Inequalities in existing genetic data sets have implications for efforts to understand genetic influences on susceptibility to COVID-19, to predict which groups are most likely to be affected, and to estimate the wider prevalence of identified variants. This is not a problem unique to COVID research. HIV host genomics similarly relies primarily on data from European populations, limiting its ability to inform about non-European ancestry groups.9 In the case of polygenic risk scores for noninfectious disease, uneven data have been shown to have a significant effect on the predictive value of analyses for different populations.10 Such problems may compound existing concerns related to the quality of data underpinning existing COVID-19 diagnostic and predictive models, and the absence of relevant features, including ethnicity, from clinical data sets.11,12

The need to include diverse ancestral backgrounds in genomic research is increasingly recognized and addressed in national and international genomic initiatives.13 Given emerging evidence of ethnic and gender differences related to COVID consequences, it is essential that host genetic analyses build on this progress to ensure the collection of data of sufficient scale, scope, and quality to provide equitable access to benefits that accrue from research.

CONCLUSIONS

The ability of the genomics community to respond rapidly and flexibly to the COVID-19 pandemic is a significant achievement, and a reflection of the value of global coordination and cooperation. However, fulfilling the promise of this work requires effort to consider and respond to novel questions presented by the testing of host genomes for COVID-19 susceptibility and action on the part of governments and researchers.

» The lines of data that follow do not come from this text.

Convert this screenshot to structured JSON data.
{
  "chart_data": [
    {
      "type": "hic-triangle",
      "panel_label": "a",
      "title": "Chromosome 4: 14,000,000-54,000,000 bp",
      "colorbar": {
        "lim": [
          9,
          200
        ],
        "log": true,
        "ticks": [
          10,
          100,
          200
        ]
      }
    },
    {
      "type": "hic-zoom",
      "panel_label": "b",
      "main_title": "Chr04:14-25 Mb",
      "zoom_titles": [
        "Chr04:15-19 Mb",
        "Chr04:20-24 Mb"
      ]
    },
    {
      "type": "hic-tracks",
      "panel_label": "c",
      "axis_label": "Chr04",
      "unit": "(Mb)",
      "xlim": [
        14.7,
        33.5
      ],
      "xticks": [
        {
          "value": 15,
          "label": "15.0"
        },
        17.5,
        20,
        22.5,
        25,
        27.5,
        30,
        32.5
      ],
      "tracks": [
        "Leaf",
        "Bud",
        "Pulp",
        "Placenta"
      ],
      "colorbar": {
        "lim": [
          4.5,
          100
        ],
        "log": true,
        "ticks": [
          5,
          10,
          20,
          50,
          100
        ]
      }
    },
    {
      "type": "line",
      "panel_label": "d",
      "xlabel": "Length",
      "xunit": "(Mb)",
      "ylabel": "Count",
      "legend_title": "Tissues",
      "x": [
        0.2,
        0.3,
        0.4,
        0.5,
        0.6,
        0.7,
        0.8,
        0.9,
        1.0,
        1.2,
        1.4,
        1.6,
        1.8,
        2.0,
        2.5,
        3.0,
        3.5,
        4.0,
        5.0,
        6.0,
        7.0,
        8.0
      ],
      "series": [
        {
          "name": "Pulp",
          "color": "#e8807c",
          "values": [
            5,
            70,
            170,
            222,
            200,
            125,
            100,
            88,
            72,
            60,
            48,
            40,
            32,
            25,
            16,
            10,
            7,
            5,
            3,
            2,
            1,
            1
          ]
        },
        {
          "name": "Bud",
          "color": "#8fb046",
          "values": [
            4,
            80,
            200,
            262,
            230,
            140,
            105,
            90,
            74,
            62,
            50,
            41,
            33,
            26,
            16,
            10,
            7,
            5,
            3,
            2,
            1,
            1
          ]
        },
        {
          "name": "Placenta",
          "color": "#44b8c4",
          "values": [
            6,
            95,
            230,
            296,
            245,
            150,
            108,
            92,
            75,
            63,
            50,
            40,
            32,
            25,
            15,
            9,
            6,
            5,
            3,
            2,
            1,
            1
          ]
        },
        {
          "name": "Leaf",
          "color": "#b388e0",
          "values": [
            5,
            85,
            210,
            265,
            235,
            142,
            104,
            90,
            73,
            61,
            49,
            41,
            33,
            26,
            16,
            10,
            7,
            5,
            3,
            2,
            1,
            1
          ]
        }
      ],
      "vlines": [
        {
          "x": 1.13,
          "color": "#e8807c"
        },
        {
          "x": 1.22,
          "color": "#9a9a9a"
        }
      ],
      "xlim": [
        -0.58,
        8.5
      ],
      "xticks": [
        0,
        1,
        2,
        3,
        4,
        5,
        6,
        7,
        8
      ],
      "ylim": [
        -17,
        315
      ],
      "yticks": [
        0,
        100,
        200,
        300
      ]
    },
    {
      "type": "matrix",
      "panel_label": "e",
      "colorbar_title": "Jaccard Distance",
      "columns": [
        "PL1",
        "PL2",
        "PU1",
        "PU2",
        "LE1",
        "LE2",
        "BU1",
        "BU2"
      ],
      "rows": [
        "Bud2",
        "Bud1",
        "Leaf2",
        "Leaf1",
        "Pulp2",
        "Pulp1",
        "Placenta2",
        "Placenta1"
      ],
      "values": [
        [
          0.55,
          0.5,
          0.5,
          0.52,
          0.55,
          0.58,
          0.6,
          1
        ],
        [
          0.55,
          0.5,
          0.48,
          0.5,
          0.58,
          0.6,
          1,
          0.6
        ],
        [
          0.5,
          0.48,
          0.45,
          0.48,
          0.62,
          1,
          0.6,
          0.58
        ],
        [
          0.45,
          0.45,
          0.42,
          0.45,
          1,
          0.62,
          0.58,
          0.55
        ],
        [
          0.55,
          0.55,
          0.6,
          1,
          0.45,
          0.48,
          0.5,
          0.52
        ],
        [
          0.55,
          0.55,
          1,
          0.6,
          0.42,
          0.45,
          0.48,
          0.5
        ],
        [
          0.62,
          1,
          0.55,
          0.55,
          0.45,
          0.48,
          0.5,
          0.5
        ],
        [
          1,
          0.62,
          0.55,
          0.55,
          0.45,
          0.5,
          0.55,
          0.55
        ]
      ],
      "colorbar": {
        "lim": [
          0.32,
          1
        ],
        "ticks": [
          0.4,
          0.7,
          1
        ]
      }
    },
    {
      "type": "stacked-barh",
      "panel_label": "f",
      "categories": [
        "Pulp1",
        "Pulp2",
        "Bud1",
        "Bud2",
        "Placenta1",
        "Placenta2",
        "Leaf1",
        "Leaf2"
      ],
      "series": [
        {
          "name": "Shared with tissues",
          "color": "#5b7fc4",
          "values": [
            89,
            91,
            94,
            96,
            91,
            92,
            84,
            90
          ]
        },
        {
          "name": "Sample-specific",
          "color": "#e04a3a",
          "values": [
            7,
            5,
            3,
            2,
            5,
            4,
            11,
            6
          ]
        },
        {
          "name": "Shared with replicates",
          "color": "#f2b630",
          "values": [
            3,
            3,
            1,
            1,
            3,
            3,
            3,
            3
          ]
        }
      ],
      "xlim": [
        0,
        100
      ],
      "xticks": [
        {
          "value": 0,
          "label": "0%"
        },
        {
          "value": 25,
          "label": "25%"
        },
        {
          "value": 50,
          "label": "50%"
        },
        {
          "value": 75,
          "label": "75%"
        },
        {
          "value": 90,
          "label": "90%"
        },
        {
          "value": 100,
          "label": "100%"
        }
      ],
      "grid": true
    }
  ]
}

This commentary suggests ways in which this might happen. First, the reporting of genetic studies and their incorporation of genomics into the COVID-19 response needs to ensure that findings are both valid and useful. Second, governments need to ensure that the use of genetic data in response to coronavirus does not undermine the need for solidarity in the public health response. Further, we should remain aware of how the use of genetic data may disproportionately affect individuals’ ability to act or risk people becoming the target of either discrimination or stigmatization. If host genetic analyses are shown to have a value for public health, detailed consideration will be necessary of the adequacy and limits of existing legislation related to genetic information and employment. Finally, those developing COVID-19 host genome research need to work quickly to ensure that the data derived from host genome initiatives is able to provide answers for the whole of the population.